Figure 4. Answering the question, “How many pencils were sold in each region each year?”

Figure 4. Answering the question, “How many pencils were sold in each region each year?”

Well, this is revealing! Pencil sales declined sharply in every region in 2019! Maybe we should look at the other items, as well. Rather than clutter up the summary table, we can make it interactive by using a “list”-type data validation to create a drop down list and use that to drill down to individual items.

To make a nice interactive tool, we need to get clever with the use of formulas to do the counting. Looking at the formula in Figure 3, note that we have the condition Item, “Pencil” to sum all the pencils sold in each region. With a list data validation, we can select any item to do the sum. In FIgure 5, you see that I’ve made a lookup table of all the item types, plus an “All Items” entry. For the “All Items” entry, note that the condition is an asterisk (*). That is a wildcard value that will match any text string. I’ve attached a list data validation to cell B15 and then used VLOOKUP to retrieve the proper string to match against from the right side of the lookup table.

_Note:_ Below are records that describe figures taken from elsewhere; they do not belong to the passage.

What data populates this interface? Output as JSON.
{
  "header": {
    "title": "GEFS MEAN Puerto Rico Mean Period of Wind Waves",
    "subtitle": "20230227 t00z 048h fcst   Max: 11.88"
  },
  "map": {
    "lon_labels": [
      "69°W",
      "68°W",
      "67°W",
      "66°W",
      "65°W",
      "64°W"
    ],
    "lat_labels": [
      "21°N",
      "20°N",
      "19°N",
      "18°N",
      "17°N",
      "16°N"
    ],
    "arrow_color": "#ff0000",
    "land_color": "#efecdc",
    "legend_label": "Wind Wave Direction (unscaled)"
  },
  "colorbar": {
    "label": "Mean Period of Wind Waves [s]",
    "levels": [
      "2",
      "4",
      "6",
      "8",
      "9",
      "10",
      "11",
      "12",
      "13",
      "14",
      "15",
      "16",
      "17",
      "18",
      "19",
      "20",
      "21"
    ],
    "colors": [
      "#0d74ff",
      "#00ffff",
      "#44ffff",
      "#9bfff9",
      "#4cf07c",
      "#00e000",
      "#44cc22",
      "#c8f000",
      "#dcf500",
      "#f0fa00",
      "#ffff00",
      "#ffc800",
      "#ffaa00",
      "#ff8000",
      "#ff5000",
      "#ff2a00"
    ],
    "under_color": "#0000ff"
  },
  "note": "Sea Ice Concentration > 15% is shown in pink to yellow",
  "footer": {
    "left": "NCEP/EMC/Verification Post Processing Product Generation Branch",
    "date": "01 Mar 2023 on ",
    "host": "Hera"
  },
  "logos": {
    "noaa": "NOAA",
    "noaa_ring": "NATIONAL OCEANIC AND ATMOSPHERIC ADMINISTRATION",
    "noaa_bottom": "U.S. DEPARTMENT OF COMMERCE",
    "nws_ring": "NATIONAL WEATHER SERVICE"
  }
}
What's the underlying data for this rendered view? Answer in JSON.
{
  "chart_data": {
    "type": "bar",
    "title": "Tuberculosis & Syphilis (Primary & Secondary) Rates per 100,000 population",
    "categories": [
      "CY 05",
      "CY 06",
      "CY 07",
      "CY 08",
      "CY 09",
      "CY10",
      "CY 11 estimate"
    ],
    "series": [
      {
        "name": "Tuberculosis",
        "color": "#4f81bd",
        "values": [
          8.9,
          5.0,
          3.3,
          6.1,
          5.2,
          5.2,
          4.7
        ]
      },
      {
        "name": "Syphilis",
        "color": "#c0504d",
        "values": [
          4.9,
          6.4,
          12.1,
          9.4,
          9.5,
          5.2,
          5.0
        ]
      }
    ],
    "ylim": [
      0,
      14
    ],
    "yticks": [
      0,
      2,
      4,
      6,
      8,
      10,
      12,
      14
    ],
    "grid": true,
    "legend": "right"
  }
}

Now by clicking on cell B15 and using the drop-down menu I can easily look at the annual sales of each item or all of them total.

Figure 5. Using list data validation and a lookup table to create an interactive tool to look at sales by region.

Figure 5. Using list data validation and a lookup table to create an interactive tool to look at sales by region.

Figure 6. Using VLOOKUP to select an item type, or all items.

Figure 6. Using VLOOKUP to select an item type, or all items.

Now we can save the spreadsheet, upload it to NExS, select the range dashboard!B15:G20 to create our view, and set cell B15 as editable, we have a complete interactive dashboard tool for looking at sales by region by year for all of the items that we sell. Check out the NExS app built from from this example below:

General Strategies for Summarizing Data

Data dashboards summarize large data sets to reveal trends and make the data more understandable in general. Dashboards can be made interactive using spreadsheet formulas. Excel and most other spreadsheets provide useful functions for summarizing data, most notably SUMIFS() and COUNTIFS() as demonstrated in this tutorial. Once you are familiar with these functions, building interactive dashboards with NExS is straightforward. Below are some general strategies for organizing your spreadsheets to build data dashboards.

  • Use a new tab for each data table.

    • The first row contains the names of the data elements. (In this tutorial the first date element is “OrderDate”)

    • Subsequent rows contain data records.

  • Name the columns of the data table using the data element names to make the summarization formulas easier to enter and understand.

    • For example, in this example column A of the “data” tab is named “OrderDate”, column B is named “Region”, and so on.

    • If there are multiple data tables, put each table in its own spreadsheet tab and use a naming convention like “TabName.ColumnName” to uniquely name each data column in the workbook.

    • Use lookup tables (see Figures 5 and 6) to create data validation lists to drive the dashboard’s drop-down menus. Take advantage of the wildcard feature of the matching conditions in SUMIFS() and COUNTIFS(); e.g., using “*” will match all values of a data element.